I punched the keys on the old register, my finger slipping from the number nine as the words left her mouth. The key snapped back, leaving a smear of black ink on the receipt paper.

“Well, welcome back,” I said, still holding the practiced smile.

“We came every year when I was a kid, back when the woman who owned this shop read tea leaves. My mother always got a reading.” She glanced at the pine hutch at the back of the shop, where the old cups and saucers were arranged neatly.

My eyes landed on the green, gold-rimmed teacup with a crack on its lip that sat on the top shelf. I hadn’t touched it in fourteen years, and I’d sworn I never would again.

“Yeah, well, we haven’t offered readings in a long time.” I started over with a steady hand, hitting the numbers again in a fixed rhythm.

It had been six years, to be exact. My mother was the last person to read the leaves in this shop. As far as I was concerned, it would stay that way.

“Oh.” She frowned. “You really should. Adds to the whole experience, you know?”

I stared at her, studying the perfect line of her lipstick, painted in almost the exact same shade as her coat. Her manicured fingernails tapped the counter between us.

“We stopped coming after the fire, of course. Couldn’t believe it when we heard. It was all over the news for months. Same night that poor girl died, wasn’t it? What was her name? Lily?”

I bit down on my bottom lip when I heard it—the clinking of the teacups on their saucers in the hutch. They softly rattled and the woman’s eyes drifted that way again, narrowing, as the sound faded into the soft patter of raindrops on the roof.

I dropped the tea into a bag, tying the handles closed with twine and tightening the bow with a firm tug. “That’s right.”

“So strange, the whole thing.” She dropped her head just a little to see my face. “What do people around here think happened to her?”

I let my eyes meet hers then, for just a moment.
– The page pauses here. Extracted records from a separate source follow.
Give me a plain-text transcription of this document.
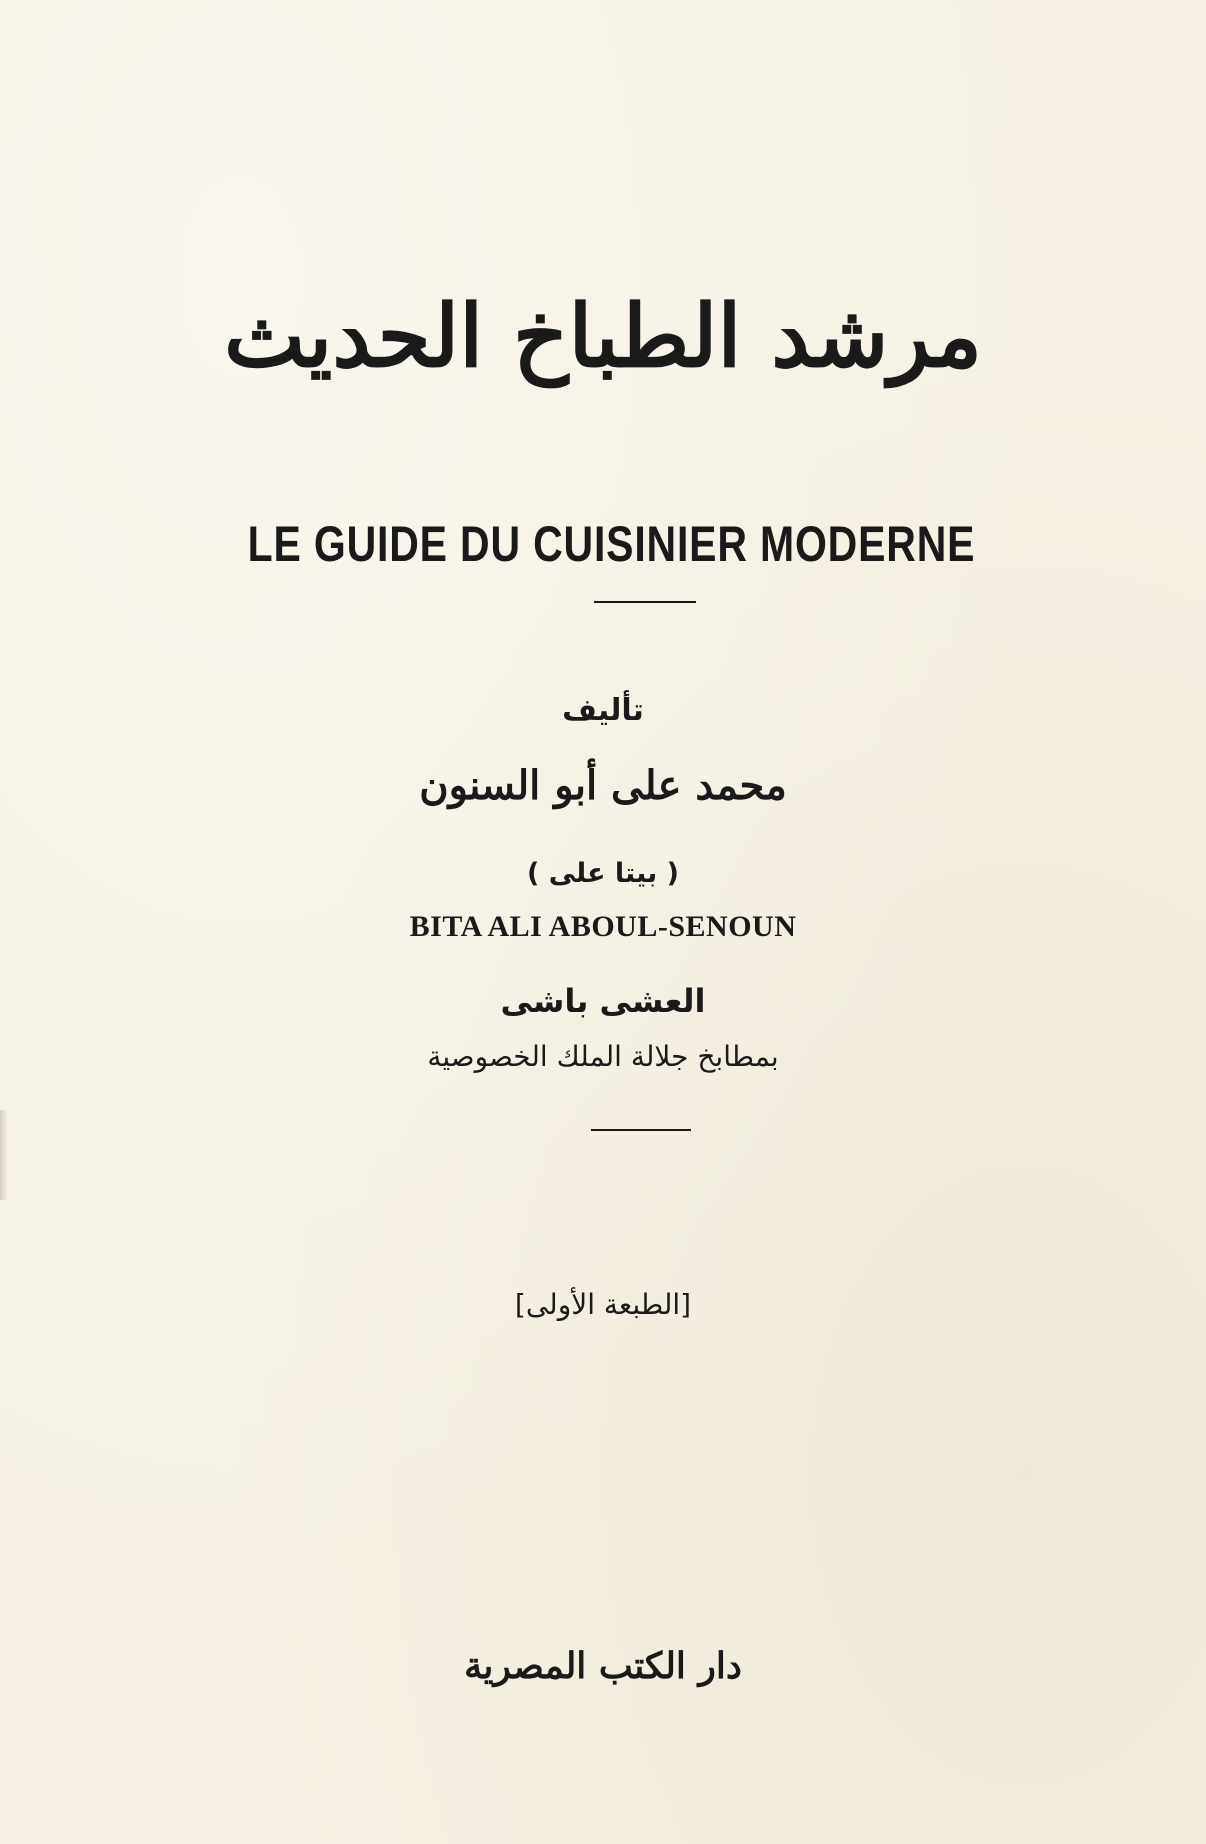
مرشد الطباخ الحديث
LE GUIDE DU CUISINIER MODERNE
تأليف
محمد على أبو السنون
( بيتا على )
BITA ALI ABOUL-SENOUN
العشى باشى
بمطابخ جلالة الملك الخصوصية
[الطبعة الأولى]
دار الكتب المصرية
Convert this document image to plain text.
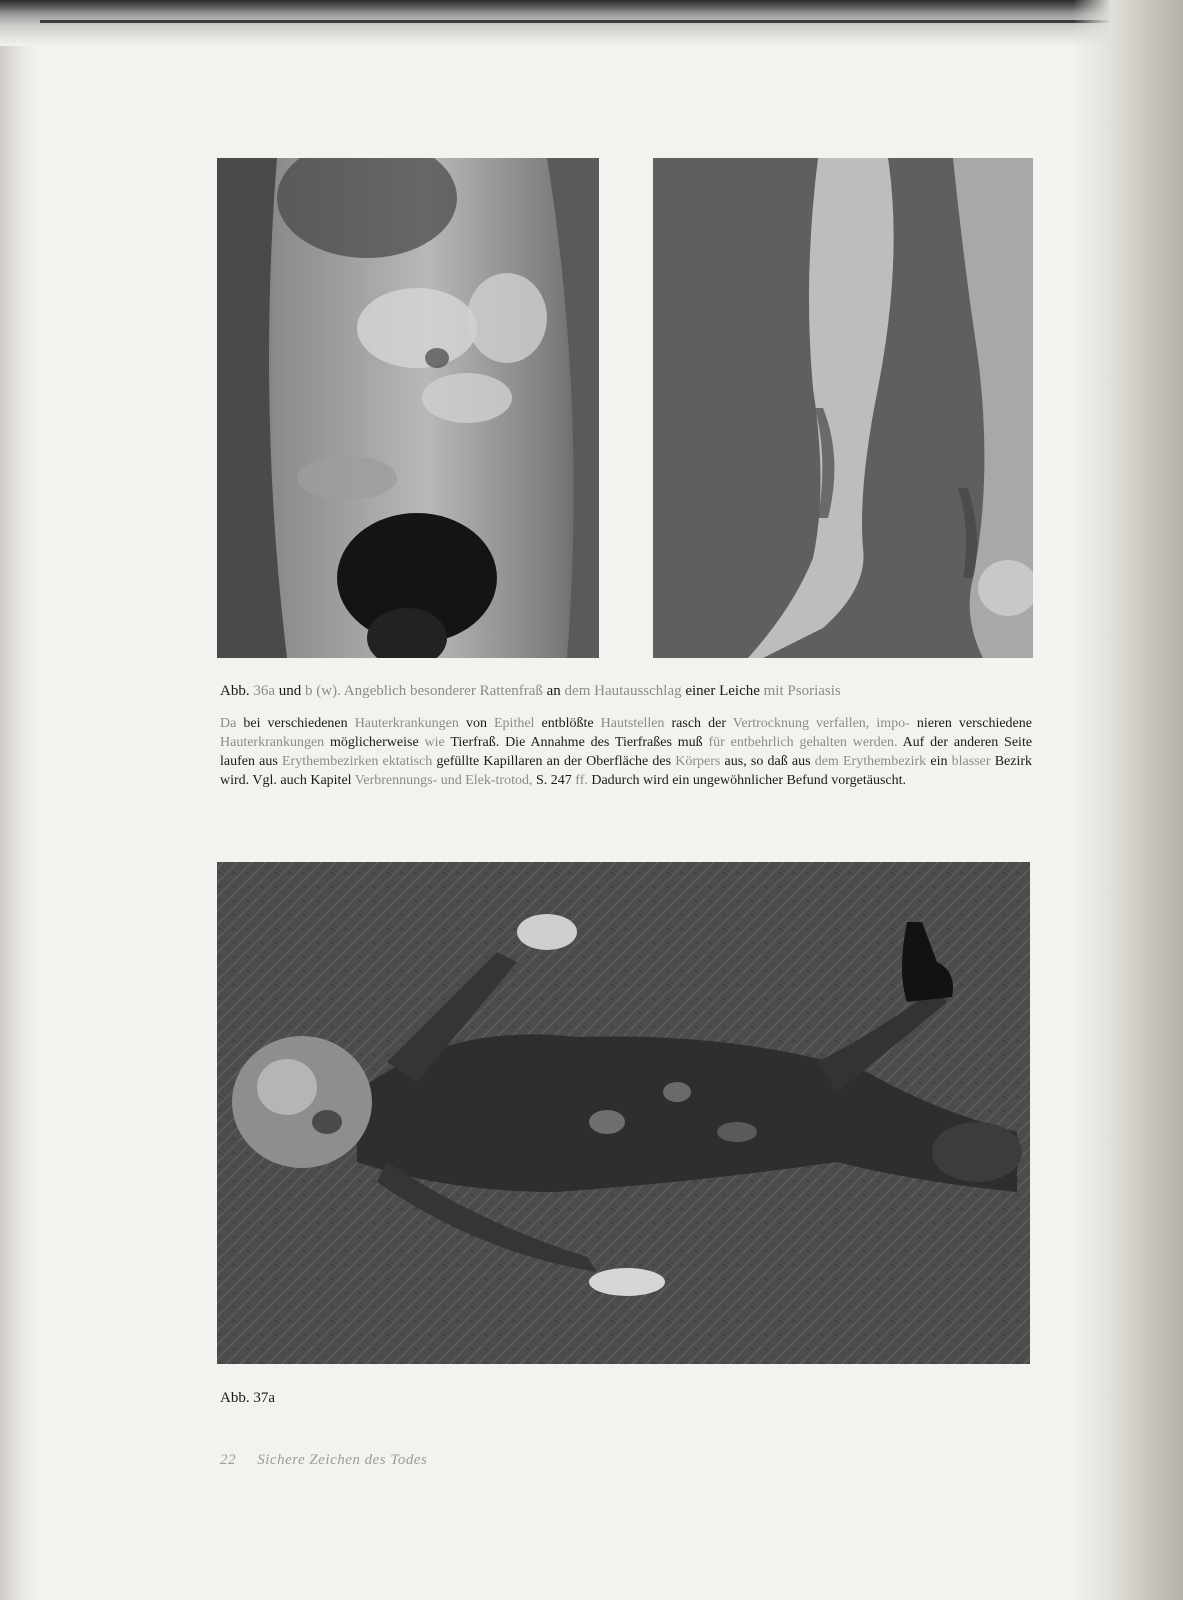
Abb. 36a und b (w). Angeblich besonderer Rattenfraß an dem Hautausschlag einer Leiche mit Psoriasis
Da bei verschiedenen Hauterkrankungen von Epithel entblößte Hautstellen rasch der Vertrocknung verfallen, impo- nieren verschiedene Hauterkrankungen möglicherweise wie Tierfraß. Die Annahme des Tierfraßes muß für entbehrlich gehalten werden. Auf der anderen Seite laufen aus Erythembezirken ektatisch gefüllte Kapillaren an der Oberfläche des Körpers aus, so daß aus dem Erythembezirk ein blasser Bezirk wird. Vgl. auch Kapitel Verbrennungs- und Elek-trotod, S. 247 ff. Dadurch wird ein ungewöhnlicher Befund vorgetäuscht.
Abb. 37a
22 Sichere Zeichen des Todes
I knew that look. The morbid curiosity. The twisted entertainment of it all. But this wasn’t the first time someone had come into the shop asking the very same questions.

There was an unspoken understanding on Saoirse. We didn’t talk about that night. Or Lily Morgan. Especially not to outsiders.

When I didn’t answer, the woman smiled sheepishly. “Anyway, I thought it was time to bring my daughter. Carry on the tradition, you know.” She patted the girl on the shoulder absently. “You wouldn’t know by the look of the orchard now. Everything’s so beautiful.”

“Well, it’s been a long time,” I said. And it had been. Fourteen years. But it didn’t matter how green the branches of the apple trees were now, I could still feel that black stain on the earth that the fire left behind.

I came around the counter, pulling the door open before I held the bag between us. She seemed to hesitate before she took it.

The little girl watched me from behind her mother, shrinking under my gaze.

“Thank you for coming in.”

She pulled the girl down the steps and her umbrella popped open as they made their way up the walk, toward the tree line in the distance. The wind outside had turned brisk, the clouds gathering overhead like a gentle smoke.

I stepped back inside, letting the door close behind me. The shop felt empty in a way that it hadn’t that morning. As if the warmth that usually hovered beneath the roof had escaped.

I reached up, pressing the tip of my finger to the crack in the window and tracing the line of it. The faint impression of feathers was dusted onto the glass where the starling had crashed into it, and my breath fogged around the tip of a wing.

The floorboards creaked beneath my feet as I walked back to the counter, picking up the bundle of rosemary Leoda had left. I twirled it between my fingers before I went to the door and lifted up on my toes to hang it over the threshold, like she’d instructed.

Maybe it was the talk of the fire or the argument with Dutch. Maybe it was the feeling that always seemed to haunt me this time of year, or the sudden turn of the trees. A coincidence, Nixie had called it. But we both knew there were no coincidences on Saoirse.





Four


    AUGUST


Fourteen years and nothing had changed.

The ferry drifted to a stop, filling the clean air with the smell of burning fuel as I peered over the railing to the dock below. The gray wood planks were stained green with algae along the edges, stretching between old, rusted fishing boats and anchored catamarans.

The ferry crew was readying to leave almost as soon as the first passenger made it down the stairs, and I shouldered my pack, waiting. They’d turn the ship around and make at least four more trips before the sun went down, but the day on the island was only getting started.

A cloud of pigeons descended on the deck as the crowd thinned, scrambling underfoot for whatever crumbs had been left behind, I pulled my hood up over my hat and the metal staircase rocked as I took the steps down to the dock. The longer I went without anyone recognizing me, the less complicated this would be. But the moment my feet hit the ground, I could feel the weight of the island.

The wood planks narrowed as I followed them to the harbor and I inched away as I passed the ticket booth, where a figure sat behind the fogged glass. I kept one shoulder turned toward the boats, careful not to meet eyes with whomever it was. Maybe one of the Galloway boys or a farmhand from the orchard who’d grown too old to shovel hay. Regardless, they’d know the story, and news traveled fast in this town.